A $1.6 billion new access point for Penn Station customers

After many years of financial hurdles and logistical nightmares, work on the new Moynihan Train Hall finally commenced in 2017. The $1.6 billion project aimed to alleviate the traffic at Penn Station by allowing customers access to Amtrak and the Long Island Rail Road via a new and modern train hall. Penn Station will continue to serve New Jersey Transit travelers and nighttime Amtrak commuters, as the new Moynihan Train Hall operates only from 5 am to 1 am. 

The Moynihan Train Hall incorporates a food hall and retail space, which will feature tenants like Starbucks, H&H Bagels, Magnolia Bakery, and Blue Bottle Coffee. Amtrak also operates a new flagship Metropolitan Lounge accessible to first-class or sleeper car passengers. Further amenities within the new hall include a sky-lit atrium, 40 additional escalators and stairs to platforms, a combined ticketing and baggage area, accessibility for passengers with disabilities, complimentary WiFi throughout, and a dedicated lounge for nursing mothers. 

The new train hall is located within the Farley Building, in a space previously used to handle mail sorting and loading for the Post Office.
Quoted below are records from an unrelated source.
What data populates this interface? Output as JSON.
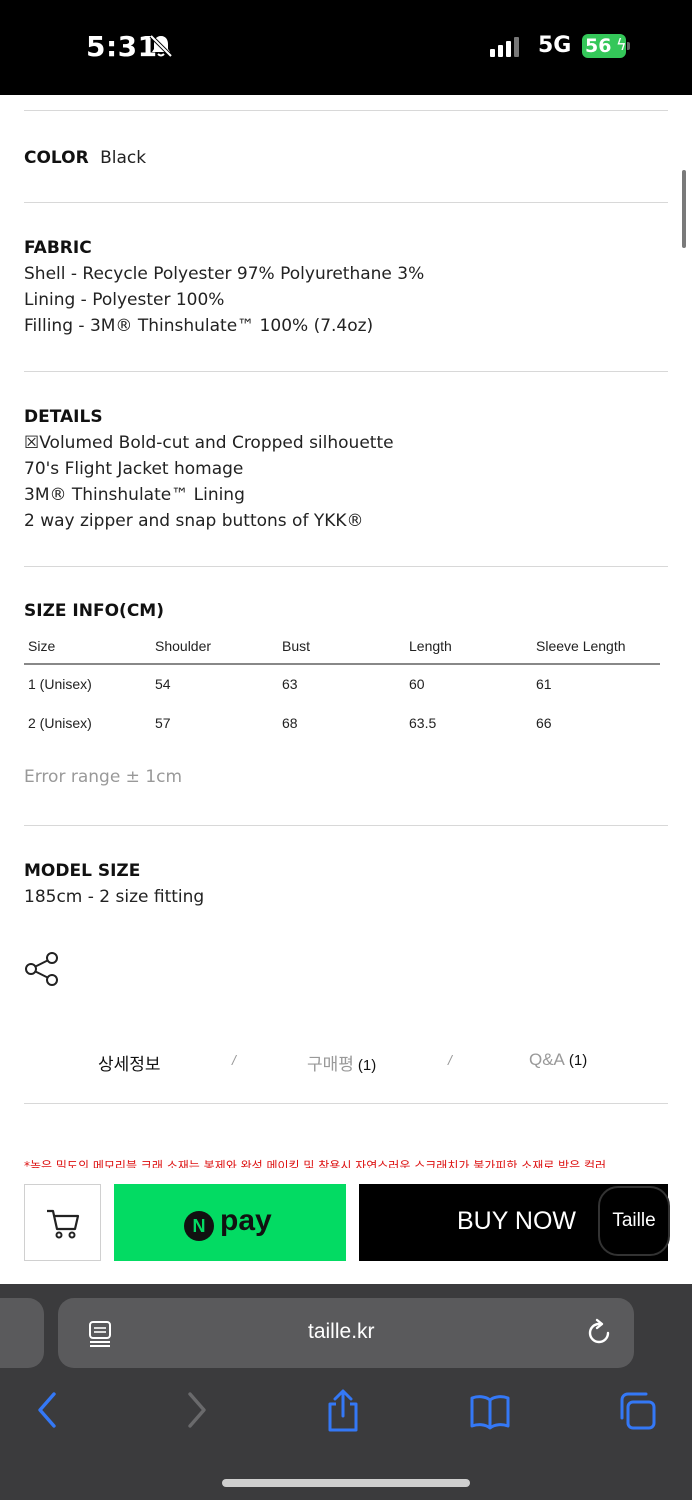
{
  "status_bar": {
    "time": "5:31",
    "network": "5G",
    "battery": "56"
  },
  "product": {
    "color_label": "COLOR",
    "color_value": "Black",
    "fabric": {
      "label": "FABRIC",
      "lines": [
        "Shell - Recycle Polyester 97% Polyurethane 3%",
        "Lining - Polyester 100%",
        "Filling - 3M® Thinshulate™ 100% (7.4oz)"
      ]
    },
    "details": {
      "label": "DETAILS",
      "lines": [
        "☒Volumed Bold-cut and Cropped silhouette",
        "70's Flight Jacket homage",
        "3M® Thinshulate™ Lining",
        "2 way zipper and snap buttons of YKK®"
      ]
    },
    "size_info": {
      "label": "SIZE INFO(CM)",
      "headers": [
        "Size",
        "Shoulder",
        "Bust",
        "Length",
        "Sleeve Length"
      ],
      "rows": [
        [
          "1 (Unisex)",
          "54",
          "63",
          "60",
          "61"
        ],
        [
          "2 (Unisex)",
          "57",
          "68",
          "63.5",
          "66"
        ]
      ],
      "note": "Error range ± 1cm"
    },
    "model_size": {
      "label": "MODEL SIZE",
      "value": "185cm - 2 size fitting"
    }
  },
  "tabs": {
    "detail": "상세정보",
    "review": "구매평",
    "review_count": "(1)",
    "qa": "Q&A",
    "qa_count": "(1)",
    "separator": "/"
  },
  "notice": "*높은 밀도의 메모리블 크래 소재는 봉제와 완성 메이킹 및 착용시 자연스러운 스크래치가 불가피한 소재로 받은 컬러",
  "purchase_bar": {
    "npay_badge": "N",
    "npay_label": "pay",
    "buy_now_label": "BUY NOW",
    "chat_label": "Taille"
  },
  "browser": {
    "url": "taille.kr"
  },
  "colors": {
    "npay_green": "#03db63",
    "buy_now_black": "#000000",
    "notice_red": "#dd1111",
    "battery_green": "#34c759",
    "ios_blue": "#3478f6"
  }
}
SOM’s work included 92-foot ceilings and glass skylights that allow abundant natural light inside the hall. The rest of the Farley Building is occupied by social media giant Facebook, which leased the entire office space in the building in the summer of 2020 – roughly 730,000 square feet. While the company announced it would allow most of its workforce to work permanently from home following the Covid19 pandemic, the company is still willing to bet on the Midtown Manhattan office market. 
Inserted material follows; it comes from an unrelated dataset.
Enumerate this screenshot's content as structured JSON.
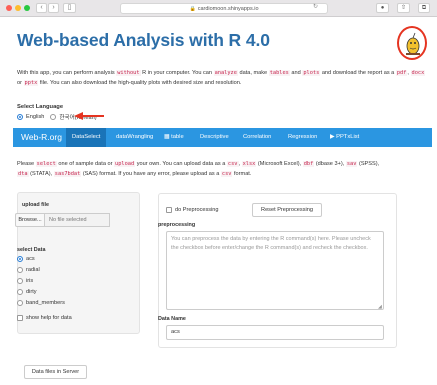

A boost for the Penn Station commercial office market

According to The New York Times, Facebook purchased over 2.2 million square feet of NYC office space in less than a year in Penn Station and Hudson Yards. Its employees will benefit significantly from the opening of the Moynihan Train Hall right in the building. They will travel quickly to Hudson Yards, the Garment District, the Jacob Javits Center, and other Midtown areas. 

The much-needed improvement to the West Side transport infrastructure will undoubtedly attract more businesses to this part of Manhattan. Access to transportation is a significant incentive for companies and potential employees alike. Consequently, the Penn Station submarket is likely to start drawing tenants currently focused on markets such as Grand Central. 
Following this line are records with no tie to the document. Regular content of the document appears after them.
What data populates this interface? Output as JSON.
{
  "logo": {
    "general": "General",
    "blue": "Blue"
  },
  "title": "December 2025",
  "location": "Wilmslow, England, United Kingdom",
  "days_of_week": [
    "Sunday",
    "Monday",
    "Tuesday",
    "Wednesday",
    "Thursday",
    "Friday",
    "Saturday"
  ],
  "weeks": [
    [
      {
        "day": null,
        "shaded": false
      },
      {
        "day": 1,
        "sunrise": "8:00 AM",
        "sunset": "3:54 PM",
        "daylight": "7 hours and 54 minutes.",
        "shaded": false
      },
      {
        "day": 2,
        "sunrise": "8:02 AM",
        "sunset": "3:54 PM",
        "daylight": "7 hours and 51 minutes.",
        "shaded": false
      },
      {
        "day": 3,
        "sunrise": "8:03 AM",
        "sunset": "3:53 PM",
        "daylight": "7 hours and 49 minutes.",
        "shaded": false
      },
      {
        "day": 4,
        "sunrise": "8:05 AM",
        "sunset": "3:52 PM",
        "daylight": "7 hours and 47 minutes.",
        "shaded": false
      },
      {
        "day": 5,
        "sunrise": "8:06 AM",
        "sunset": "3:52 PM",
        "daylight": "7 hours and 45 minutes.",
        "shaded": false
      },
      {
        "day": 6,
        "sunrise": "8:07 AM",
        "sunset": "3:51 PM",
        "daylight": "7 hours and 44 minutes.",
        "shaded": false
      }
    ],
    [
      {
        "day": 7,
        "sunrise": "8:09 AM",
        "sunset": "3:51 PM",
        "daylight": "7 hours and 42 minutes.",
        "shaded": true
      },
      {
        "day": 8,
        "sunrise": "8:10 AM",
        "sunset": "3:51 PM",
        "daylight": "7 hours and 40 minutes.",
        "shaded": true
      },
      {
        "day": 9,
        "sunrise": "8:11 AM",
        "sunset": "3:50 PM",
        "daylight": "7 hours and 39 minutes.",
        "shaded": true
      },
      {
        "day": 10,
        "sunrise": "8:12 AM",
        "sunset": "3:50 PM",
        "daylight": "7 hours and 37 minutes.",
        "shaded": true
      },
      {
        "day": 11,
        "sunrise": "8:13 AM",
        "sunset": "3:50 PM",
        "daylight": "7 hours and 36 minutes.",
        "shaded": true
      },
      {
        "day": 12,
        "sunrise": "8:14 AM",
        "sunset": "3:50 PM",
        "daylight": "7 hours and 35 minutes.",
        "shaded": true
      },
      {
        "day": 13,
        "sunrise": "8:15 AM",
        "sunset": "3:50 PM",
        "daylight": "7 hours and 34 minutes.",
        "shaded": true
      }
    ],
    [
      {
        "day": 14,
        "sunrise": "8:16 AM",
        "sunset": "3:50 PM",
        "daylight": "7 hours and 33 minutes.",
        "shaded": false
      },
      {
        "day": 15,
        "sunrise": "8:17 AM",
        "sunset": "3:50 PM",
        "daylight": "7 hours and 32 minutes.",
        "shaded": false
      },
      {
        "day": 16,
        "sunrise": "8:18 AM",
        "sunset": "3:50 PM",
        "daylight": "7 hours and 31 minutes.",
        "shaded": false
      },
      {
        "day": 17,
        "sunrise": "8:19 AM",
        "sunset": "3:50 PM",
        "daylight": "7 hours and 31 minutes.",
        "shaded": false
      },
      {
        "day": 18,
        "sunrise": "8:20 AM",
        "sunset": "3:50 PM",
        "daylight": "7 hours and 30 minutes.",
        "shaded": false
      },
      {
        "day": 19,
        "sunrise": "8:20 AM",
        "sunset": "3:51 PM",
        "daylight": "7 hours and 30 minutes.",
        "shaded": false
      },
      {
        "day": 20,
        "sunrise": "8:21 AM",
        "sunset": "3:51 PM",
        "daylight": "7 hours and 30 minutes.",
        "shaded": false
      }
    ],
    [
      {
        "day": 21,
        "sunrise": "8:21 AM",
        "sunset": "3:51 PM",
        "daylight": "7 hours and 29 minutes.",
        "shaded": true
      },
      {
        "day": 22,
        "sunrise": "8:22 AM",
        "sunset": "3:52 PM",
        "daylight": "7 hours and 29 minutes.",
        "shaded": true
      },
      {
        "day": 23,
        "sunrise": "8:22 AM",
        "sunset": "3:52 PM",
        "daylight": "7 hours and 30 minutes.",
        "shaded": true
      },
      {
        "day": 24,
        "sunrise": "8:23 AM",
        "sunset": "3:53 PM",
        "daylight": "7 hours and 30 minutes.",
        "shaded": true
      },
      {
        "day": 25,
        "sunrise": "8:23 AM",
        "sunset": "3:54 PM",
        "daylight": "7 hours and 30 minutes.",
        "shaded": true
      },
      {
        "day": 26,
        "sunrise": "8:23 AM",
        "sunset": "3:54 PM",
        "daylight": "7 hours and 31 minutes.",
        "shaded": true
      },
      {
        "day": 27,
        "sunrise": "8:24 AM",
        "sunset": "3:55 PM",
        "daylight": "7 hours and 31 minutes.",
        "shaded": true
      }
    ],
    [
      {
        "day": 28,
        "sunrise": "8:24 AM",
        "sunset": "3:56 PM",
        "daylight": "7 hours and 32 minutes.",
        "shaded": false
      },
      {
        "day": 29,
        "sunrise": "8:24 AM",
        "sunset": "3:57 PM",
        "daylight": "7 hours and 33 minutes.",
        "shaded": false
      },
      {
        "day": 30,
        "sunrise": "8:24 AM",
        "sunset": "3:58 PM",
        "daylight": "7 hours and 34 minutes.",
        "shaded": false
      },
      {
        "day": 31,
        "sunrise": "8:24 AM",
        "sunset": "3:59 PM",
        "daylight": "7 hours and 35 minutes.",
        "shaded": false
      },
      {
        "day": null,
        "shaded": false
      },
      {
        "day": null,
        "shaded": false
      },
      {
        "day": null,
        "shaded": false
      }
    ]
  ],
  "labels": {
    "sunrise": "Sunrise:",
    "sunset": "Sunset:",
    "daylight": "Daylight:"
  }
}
In recent years, the Grand Central Station submarket has been overlooked as tenants migrated to the state-of-the-art new towers at Hudson Yards. The buildings surrounding Grand Central were outdated and lacked the modern amenities that office tenants look for nowadays. However, Grand Central is currently undergoing a revival, with the recent addition of One Vanderbilt, the planned 89-story tower set to replace the Grand Hyatt, and JPMorgan’s new and improved headquarters at 270 Park Avenue. 

Now, the Penn Station submarket is also undergoing a resurgence, and the Moynihan Train Hall, which is larger than Grand Central Terminal’s main concourse, is just the first step. Governor Andrew Cuomo plans to expand the depot’s capacity by 40% by acquiring a full city block to the south to build eight new train tracks. It will be the first-ever expansion of the existing Penn Station since it opened in 1910 and will extend the available routes to 29. The project, dubbed The Empire Station Complex Plan, will be spearheaded by Empire State Development, in partnership with Amtrak and the MTA. The plan will also create opportunities for redevelopment of the blocks around Penn Station, which could turn outdated office towers into modern and appealing commercial destinations like One Vanderbilt.